The cardiac third of the stomach is primarily affected in about 10 per cent, of all cases, and is more frequently involved in men than in women. As a rule the previous health has been extremely good, but occasionally the onset of the disease is preceded for some months by pyrosis. The first symptom to attract attention is usually a difficulty of swallowing, which is often attributed to soreness of the throat or to the ingestion of a fish-bone or other foreign body; but occasionally it develops quite suddenly and without apparent cause. Each mouthful of solid food appears to stick in the gullet, and. deglutition is accompanied by a sense of uneasiness, fulness, or of actual pain behind the lower end of the sternum. At the same time there is usually a complaint of want of appetite, loss of flesh, breathlessness on exertion, and debility, and sometimes of attacks of sharp pain in the left side of the chest and back. Gradually the dysphagia increases, until every attempt to swallow solids is accompanied by choking and regurgitation of the food, and even liquids are rejected unless taken slowly and in small quantity. These phenomena occupy from three to seven months in their development, at the end of which period the patient presents a pallid, careworn, and starved appearance, and is found to have lost between two and three stones in weight. The symptoms of the final stage vary in different cases. Severe haemorrhage is rare, but not infrequently the ejecta consist of grumous material or exhibit streaks or clots of bright blood.
Fig. 48.- situated at the cardiac orifice and spreading into the oesophagus. (London Hospital Museum.).
In most instances increasing debility compels the patient to keep his bed, and he gradually succumbs to asthenia. In other cases delirium supervenes, the mouth and throat are attacked by thrush, and death ensues from exhaustion, secondary pneumonia, or from septic absorption from the dilated oesophagus. Perforation of the stomach is rare, but sometimes sloughing of the oesophagus gives rise to empyema, pneumothorax, or gangrene of the left lung. Occasionally ulceration of the growth removes the obstruction, so that food can once more be swallowed with comparative ease. Death usually occurs within nine months.
When the disease affects the cardiac region or the fundus, without involvement of the oesophagus, dysphagia is absent and the principal symptoms are those of dyspepsia. Pain is almost always present, and is chiefly experienced immediately after a meal containing solid food, but it may also be provoked by hot liquids, or even by milk. Vomiting occurs in the majority of cases, but affords little relief to the pain. Slight haematemesis is also a frequent symptom, but owing to the integrity of the pylorus the blood is more often bright-red than altered by its retention in the stomach. Anorexia, loss of flesh, and cachexia are prominent symptoms, and diarrhoea often alternates with or replaces the usual constipation. Life is rarely prolonged more than a year, and death usually occurs from exhaustion, aggravated by secondary disease of the liver or peritoneum.

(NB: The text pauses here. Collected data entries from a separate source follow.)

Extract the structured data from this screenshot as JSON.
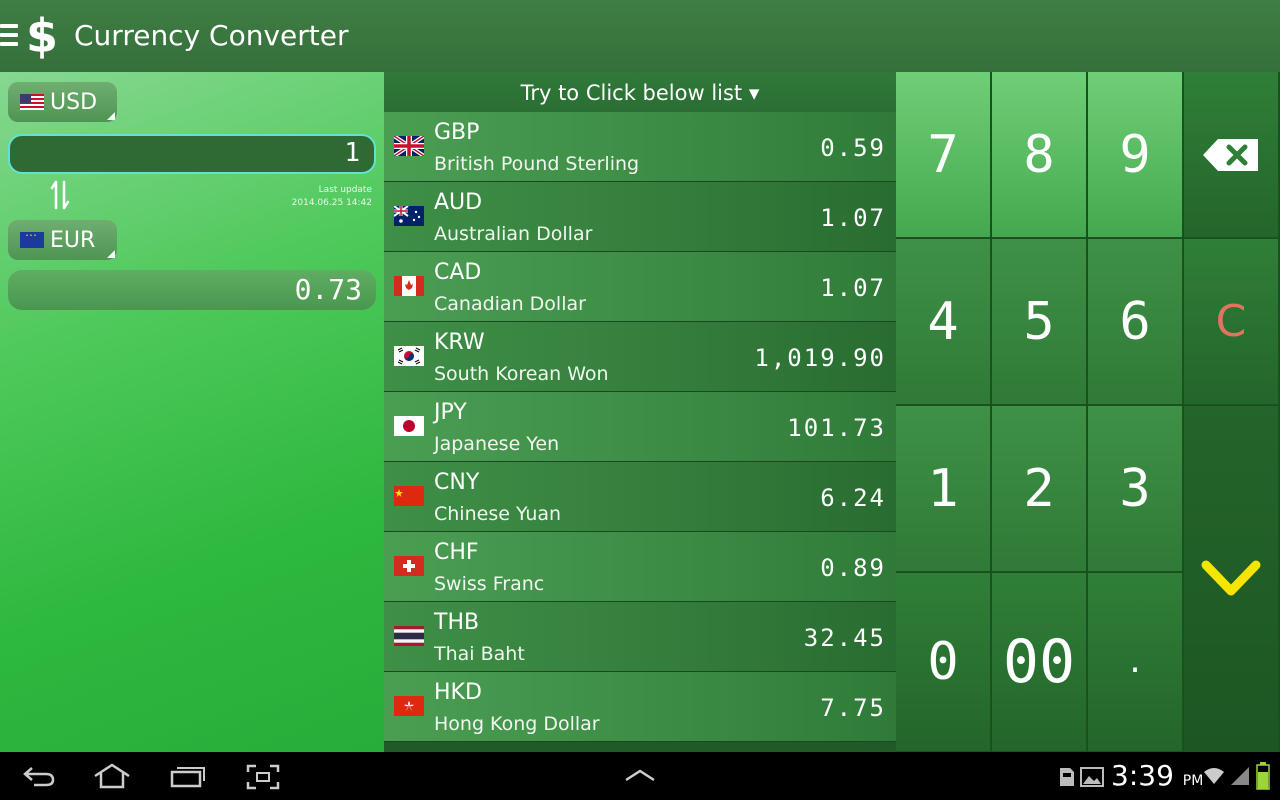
{
  "app": {
    "title": "Currency Converter",
    "menu_icon": "menu-icon",
    "logo_icon": "dollar-icon",
    "logo_glyph": "$"
  },
  "left": {
    "from_currency": "USD",
    "to_currency": "EUR",
    "amount": "1",
    "result": "0.73",
    "last_update_label": "Last update",
    "last_update_value": "2014.06.25 14:42"
  },
  "list": {
    "header": "Try to Click below list ▾",
    "items": [
      {
        "code": "GBP",
        "name": "British Pound Sterling",
        "value": "0.59",
        "flag": "gb-flag-icon"
      },
      {
        "code": "AUD",
        "name": "Australian Dollar",
        "value": "1.07",
        "flag": "au-flag-icon"
      },
      {
        "code": "CAD",
        "name": "Canadian Dollar",
        "value": "1.07",
        "flag": "ca-flag-icon"
      },
      {
        "code": "KRW",
        "name": "South Korean Won",
        "value": "1,019.90",
        "flag": "kr-flag-icon"
      },
      {
        "code": "JPY",
        "name": "Japanese Yen",
        "value": "101.73",
        "flag": "jp-flag-icon"
      },
      {
        "code": "CNY",
        "name": "Chinese Yuan",
        "value": "6.24",
        "flag": "cn-flag-icon"
      },
      {
        "code": "CHF",
        "name": "Swiss Franc",
        "value": "0.89",
        "flag": "ch-flag-icon"
      },
      {
        "code": "THB",
        "name": "Thai Baht",
        "value": "32.45",
        "flag": "th-flag-icon"
      },
      {
        "code": "HKD",
        "name": "Hong Kong Dollar",
        "value": "7.75",
        "flag": "hk-flag-icon"
      }
    ]
  },
  "keypad": {
    "k7": "7",
    "k8": "8",
    "k9": "9",
    "k4": "4",
    "k5": "5",
    "k6": "6",
    "k1": "1",
    "k2": "2",
    "k3": "3",
    "k0": "0",
    "k00": "00",
    "kdot": ".",
    "clear": "C",
    "backspace_icon": "backspace-icon",
    "confirm_icon": "checkmark-icon"
  },
  "system": {
    "time": "3:39",
    "ampm": "PM"
  },
  "colors": {
    "accent_green": "#4fc95b",
    "clear_red": "#e2735f",
    "confirm_yellow": "#f5e600"
  }
}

Stenosis of the cardiac orifice may be recognised by the resistance offered to the passage of a soft tube at a spot about 16-18 inches (40-47 cms.) from the incisor teeth, and by the evacuation in the eye of the instrument of a small quantity of undigested food which had accumulated above the stricture. Examination of the latter shows it to consist of alkaline mucus and saliva, mixed with milk and particles of food, and occasionally with pus or blood ; while the microscope reveals the existence of salivary corpuscles, blood-cells, and sometimes of small portions of the neoplasm detached by ulceration. Auscultation over the epigastrium demonstrates a considerable delay, or even suppression, of the second deglutition sound, which under normal circumstances may be heard in seven to twelve seconds after the patient has swallowed a mouthful of fluid. The disease is rarely accompanied by a palpable tumour, though occasionally the contracted stomach forms an elongated or rounded swelling, which can be felt between the ensiform cartilage and the left costal margin.

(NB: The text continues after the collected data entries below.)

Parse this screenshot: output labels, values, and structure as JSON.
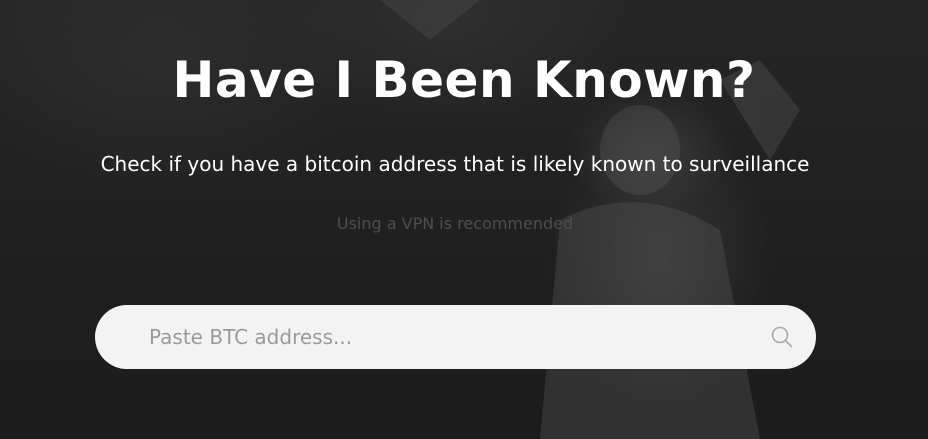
{
  "hero": {
    "title": "Have I Been Known?",
    "subtitle": "Check if you have a bitcoin address that is likely known to surveillance",
    "note": "Using a VPN is recommended"
  },
  "search": {
    "placeholder": "Paste BTC address...",
    "value": "",
    "icon": "search-icon"
  }
}
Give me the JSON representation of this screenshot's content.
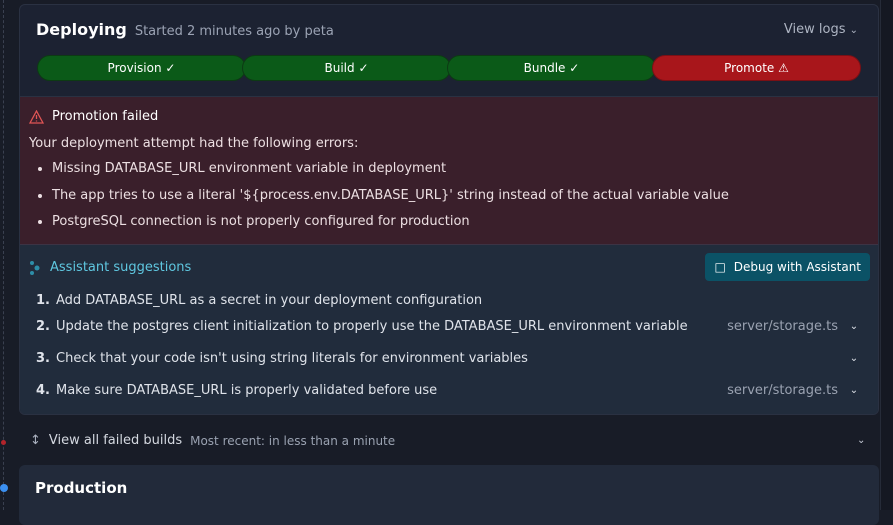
{
  "deploy": {
    "title": "Deploying",
    "subtitle": "Started 2 minutes ago by peta",
    "view_logs": "View logs",
    "steps": [
      {
        "label": "Provision",
        "status": "success"
      },
      {
        "label": "Build",
        "status": "success"
      },
      {
        "label": "Bundle",
        "status": "success"
      },
      {
        "label": "Promote",
        "status": "failed"
      }
    ]
  },
  "error": {
    "title": "Promotion failed",
    "intro": "Your deployment attempt had the following errors:",
    "items": [
      "Missing DATABASE_URL environment variable in deployment",
      "The app tries to use a literal '${process.env.DATABASE_URL}' string instead of the actual variable value",
      "PostgreSQL connection is not properly configured for production"
    ]
  },
  "suggestions": {
    "title": "Assistant suggestions",
    "debug_button": "Debug with Assistant",
    "items": [
      {
        "num": "1.",
        "text": "Add DATABASE_URL as a secret in your deployment configuration",
        "file": ""
      },
      {
        "num": "2.",
        "text": "Update the postgres client initialization to properly use the DATABASE_URL environment variable",
        "file": "server/storage.ts"
      },
      {
        "num": "3.",
        "text": "Check that your code isn't using string literals for environment variables",
        "file": ""
      },
      {
        "num": "4.",
        "text": "Make sure DATABASE_URL is properly validated before use",
        "file": "server/storage.ts"
      }
    ]
  },
  "failed_builds": {
    "label": "View all failed builds",
    "meta": "Most recent: in less than a minute"
  },
  "production": {
    "title": "Production"
  },
  "colors": {
    "success": "#0b5a18",
    "failed": "#a8161b",
    "accent": "#5fc7e0",
    "button": "#0b5266"
  }
}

Carcinoma of the fundus is usually associated with a nodular tumour, which occupies the left epigastrium or hypochondrium, descends upon inspiration, and is susceptible of slight lateral displacement. The stomach itself is often smaller than normal, and in 68 per cent, of the cases its contents after a test meal are found to be free from hydrochloric acid and to exhibit an excess of lactic acid. At a late stage the omentum and the left lobe of the liver often present metastases, and the glands above the left clavicle may become enlarged. When the disease gives rise to a stricture near the centre of the organ, the symptoms resemble those of pyloric stenosis, and examination shows considerable dilatation of the fundus without a palpable tumour.
Fig. 49.- involving the greater part of the stomach and extending into the oesophagus. (Museum of the London Temperance Hospital.).
Sizzling and gurgling sounds may sometimes be heard over the epigastrium.